Pour les derniers naïfs qui doutaient de la
nécessité d'affirmer haut et fort les valeurs de la République et de conforter l'intransigeance de l'Etat de droit quand il est à ce point méprisé, qu'ils s'interrogent, une fois encore, sur les
évènements survenus à Tours en fin de semaine dernière. Jeudi, le Tourangeau William Affoyon, porte-parole local du groupe extrémiste tribu Ka, est interpellé pour diffusions de propos injurieux
et orduriers, à caractère raciste et antisémite, après avoir "oublié" de se présenter, le matin même, devant le tribunal correctionnel pour outrages à magistrat. Dans les minutes qui suivent,
quatre de ses amis se présentent devant le commissariat, promettent de "revenir armés pour libérer leur frère", multiplient les menaces de mort et les provocations devant les policiers,
bousculent une femme enceinte et empoignent un policier avant d'être, enfin, interpellés et placés, eux aussi, en garde à vue, avant d'être une fois de plus relâchés. On apprendra plus tard que,
dans la matinée, ils s'en étaient pris à un cabinet d'avocats non loin du palais de justice. "On a eu de la chance, mais aussi très peur" reconnaît la jeune avocate, Aude Gruninger-Gouze
qui témoigne dans la Nouvelle République : "j'ai trouvé un homme noir baraqué devant moi, menaçant. Je l'ai prié de sortir, il ne voulait pas. (...) Entre-temps, un deuxième homme est arrivé.
Avec l'aide d'un client costaud, nous les avons fait partir après que le deuxième a uriné dans l'escalier".

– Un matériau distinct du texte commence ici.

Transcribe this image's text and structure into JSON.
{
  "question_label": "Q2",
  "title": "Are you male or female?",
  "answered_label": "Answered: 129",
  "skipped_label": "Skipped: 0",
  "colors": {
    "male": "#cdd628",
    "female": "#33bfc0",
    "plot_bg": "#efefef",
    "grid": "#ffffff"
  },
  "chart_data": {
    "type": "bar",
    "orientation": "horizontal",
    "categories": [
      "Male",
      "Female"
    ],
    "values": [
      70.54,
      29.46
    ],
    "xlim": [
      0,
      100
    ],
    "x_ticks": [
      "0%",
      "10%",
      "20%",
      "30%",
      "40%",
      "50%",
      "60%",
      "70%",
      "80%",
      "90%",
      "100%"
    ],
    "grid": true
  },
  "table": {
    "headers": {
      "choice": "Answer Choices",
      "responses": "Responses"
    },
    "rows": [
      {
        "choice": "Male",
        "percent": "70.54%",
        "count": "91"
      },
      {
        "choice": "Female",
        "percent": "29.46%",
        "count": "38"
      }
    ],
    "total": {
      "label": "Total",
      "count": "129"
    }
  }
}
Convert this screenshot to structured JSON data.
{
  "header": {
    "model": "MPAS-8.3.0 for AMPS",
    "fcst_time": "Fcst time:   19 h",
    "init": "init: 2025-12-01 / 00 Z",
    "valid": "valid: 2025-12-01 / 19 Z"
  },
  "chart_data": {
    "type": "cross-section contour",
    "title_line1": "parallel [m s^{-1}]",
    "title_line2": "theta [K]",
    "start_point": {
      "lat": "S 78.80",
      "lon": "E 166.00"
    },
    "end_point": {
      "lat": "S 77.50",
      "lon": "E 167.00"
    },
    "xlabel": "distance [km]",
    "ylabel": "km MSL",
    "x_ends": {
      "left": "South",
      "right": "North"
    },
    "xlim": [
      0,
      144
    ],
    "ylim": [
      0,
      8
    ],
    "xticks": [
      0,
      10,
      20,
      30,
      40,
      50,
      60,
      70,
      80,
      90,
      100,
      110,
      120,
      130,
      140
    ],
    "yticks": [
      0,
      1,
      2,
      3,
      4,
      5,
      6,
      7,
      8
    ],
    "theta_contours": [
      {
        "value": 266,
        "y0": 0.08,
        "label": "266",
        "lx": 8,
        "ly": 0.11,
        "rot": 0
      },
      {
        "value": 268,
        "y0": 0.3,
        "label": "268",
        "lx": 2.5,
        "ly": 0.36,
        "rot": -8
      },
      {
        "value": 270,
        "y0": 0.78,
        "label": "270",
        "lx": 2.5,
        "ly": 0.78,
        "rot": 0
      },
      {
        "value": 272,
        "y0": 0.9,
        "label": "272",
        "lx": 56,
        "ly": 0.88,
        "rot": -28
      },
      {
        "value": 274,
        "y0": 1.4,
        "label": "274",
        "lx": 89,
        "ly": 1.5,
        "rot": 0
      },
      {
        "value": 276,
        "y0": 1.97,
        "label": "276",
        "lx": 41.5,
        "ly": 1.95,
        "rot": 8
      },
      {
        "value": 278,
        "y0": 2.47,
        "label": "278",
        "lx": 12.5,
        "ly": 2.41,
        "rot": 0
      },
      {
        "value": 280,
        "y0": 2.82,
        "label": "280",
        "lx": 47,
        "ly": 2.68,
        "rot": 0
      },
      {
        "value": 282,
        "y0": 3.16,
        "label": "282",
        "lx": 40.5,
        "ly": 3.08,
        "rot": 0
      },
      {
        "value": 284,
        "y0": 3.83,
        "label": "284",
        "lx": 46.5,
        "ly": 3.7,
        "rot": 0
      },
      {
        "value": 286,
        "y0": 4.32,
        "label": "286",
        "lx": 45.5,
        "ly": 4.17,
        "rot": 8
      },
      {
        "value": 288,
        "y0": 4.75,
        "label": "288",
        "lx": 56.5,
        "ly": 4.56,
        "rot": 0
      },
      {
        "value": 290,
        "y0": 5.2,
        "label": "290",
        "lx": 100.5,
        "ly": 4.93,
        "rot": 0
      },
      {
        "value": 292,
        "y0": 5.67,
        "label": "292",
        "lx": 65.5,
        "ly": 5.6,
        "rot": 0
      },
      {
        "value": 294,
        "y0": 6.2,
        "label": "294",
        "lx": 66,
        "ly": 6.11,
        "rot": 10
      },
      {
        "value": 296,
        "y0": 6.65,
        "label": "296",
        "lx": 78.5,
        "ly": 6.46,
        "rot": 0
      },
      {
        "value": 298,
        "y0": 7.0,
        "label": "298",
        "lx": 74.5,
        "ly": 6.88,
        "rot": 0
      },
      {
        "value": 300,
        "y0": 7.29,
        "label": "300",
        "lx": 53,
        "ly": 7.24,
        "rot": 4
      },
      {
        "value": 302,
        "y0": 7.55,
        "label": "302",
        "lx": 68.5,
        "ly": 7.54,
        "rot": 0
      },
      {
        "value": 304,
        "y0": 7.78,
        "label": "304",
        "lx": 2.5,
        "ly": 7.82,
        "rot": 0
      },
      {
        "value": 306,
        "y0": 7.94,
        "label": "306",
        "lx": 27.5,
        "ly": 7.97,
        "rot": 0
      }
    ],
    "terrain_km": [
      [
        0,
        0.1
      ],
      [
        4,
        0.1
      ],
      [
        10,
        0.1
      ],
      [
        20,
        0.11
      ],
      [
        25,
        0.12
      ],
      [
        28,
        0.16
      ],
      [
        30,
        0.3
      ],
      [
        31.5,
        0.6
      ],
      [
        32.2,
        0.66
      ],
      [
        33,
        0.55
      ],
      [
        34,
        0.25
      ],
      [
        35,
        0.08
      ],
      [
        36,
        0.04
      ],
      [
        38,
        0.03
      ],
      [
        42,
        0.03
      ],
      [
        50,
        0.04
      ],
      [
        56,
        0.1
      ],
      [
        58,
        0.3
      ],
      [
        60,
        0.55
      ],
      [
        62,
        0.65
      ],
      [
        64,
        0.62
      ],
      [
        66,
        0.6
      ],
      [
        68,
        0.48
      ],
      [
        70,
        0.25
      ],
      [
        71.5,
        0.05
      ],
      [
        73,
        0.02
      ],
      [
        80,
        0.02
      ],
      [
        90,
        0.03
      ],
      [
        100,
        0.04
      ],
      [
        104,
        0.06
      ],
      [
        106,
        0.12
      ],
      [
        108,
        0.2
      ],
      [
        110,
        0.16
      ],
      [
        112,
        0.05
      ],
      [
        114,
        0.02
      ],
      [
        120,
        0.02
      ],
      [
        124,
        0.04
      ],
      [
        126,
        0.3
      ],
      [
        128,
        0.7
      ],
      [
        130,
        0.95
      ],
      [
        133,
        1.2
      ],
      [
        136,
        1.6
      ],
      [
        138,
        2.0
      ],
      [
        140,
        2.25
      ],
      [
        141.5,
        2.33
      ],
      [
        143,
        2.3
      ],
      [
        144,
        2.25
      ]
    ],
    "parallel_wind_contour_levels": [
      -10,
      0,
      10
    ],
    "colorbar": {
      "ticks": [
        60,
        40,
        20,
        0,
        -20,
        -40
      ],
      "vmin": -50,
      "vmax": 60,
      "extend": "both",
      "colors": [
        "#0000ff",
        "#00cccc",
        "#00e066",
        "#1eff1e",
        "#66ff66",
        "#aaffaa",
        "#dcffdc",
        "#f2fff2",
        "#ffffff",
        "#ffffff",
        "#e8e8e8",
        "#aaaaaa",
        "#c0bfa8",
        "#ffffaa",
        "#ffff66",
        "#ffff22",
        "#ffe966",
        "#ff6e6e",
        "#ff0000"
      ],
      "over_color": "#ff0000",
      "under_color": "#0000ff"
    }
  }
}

Au-delà de ces évènements minables, l'affaire tourangelle révèle les difficultés de l'Etat à faire appliquer des lois de bon sens. La Tribu Ka symbolise, selon de nombreux commentateurs et
journalistes, l'émergence d'un extrémisme noir en France. Elle fut fondée par Kémi Séba, à l'origine proche des thèses du mouvement musulman américain la Nation of Islam. Pendant sa période
d'activité, la tribu Ka organisait régulièrement des réunions interdites aux Blancs, aux Juifs et aux Arabes. La Tribu Ka, dénonçant le métissage, prône la séparation raciale à l'échelle mondiale
et réclame un dédommagement financier à l'Ocident pour l'esclavage.
Rappelons qu'en suivant une proposition du ministre de l'Intérieur de l'époque, Nicolas Sarkozy, fondée sur la loi du 10 janvier 1936 « relative aux groupes de combat et
milices privées », le président de la République, Jacques Chirac, avait décidé de dissoudre la Tribu Ka le mercredi 26 juillet 2006 par décret pris en conseil des
ministres : "la tribu Ka se livre à la propagation d'idées et de théories tendant à justifier et à encourager la discrimination, la haine et la violence raciales, notamment à l'encontre
des personnes qui ne sont pas de couleur noire, qu'il prône également l'antisémitisme et qu'il a organisé des actions menaçantes à l'égard de personnes de confession juive. Elle a provoqué à la
discrimination, à la haine ou à la violence envers des personnes à raison de leur appartenance à une race ou une religion déterminée, et propagé des idées ou théories à caractère raciste et
antisémite ». Depuis, pourtant, ce groupe de quelques dizaines d'individus poursuit ses actions, comme à Tours où il organisait un meeting le 14 décembre 2006, plusieurs mois après sa
dissolution officielle, et renaît de ses cendres sur le territoire national sous un nouveau nom.
Quand la République recule, c'est le communautarisme et la violence qui progressent. Demandons aux autorités de l'Etat, du préfet jusqu'au sommet de l'Etat, de veiller à la stricte application
des lois et de contrôler le respect des règles du vivre ensemble. Tous les extrémismes, de droite comme de gauche, communautaristes comme xénophobes, doivent être combattus. Chacun peut
s'exprimer et défendre ses convictions, quelles qu'elles soient, à la condition expresse qu'il le fasse dans le cadre républicain, dans le respect de la dignité humaine, sans haine ni violence.
Entre le politiquement correct et la pensée unique qui affadissent les idées comme les débats, et les extrémismes qui les trahissent, il est du devoir des hommes et femmes passionnées par le
chose publique de promouvoir une autre voie : celle des convictions fortes et du verbe haut. Décomplexé et républicain, tel est le chemin de l'efficacité et de la sagesse politiques.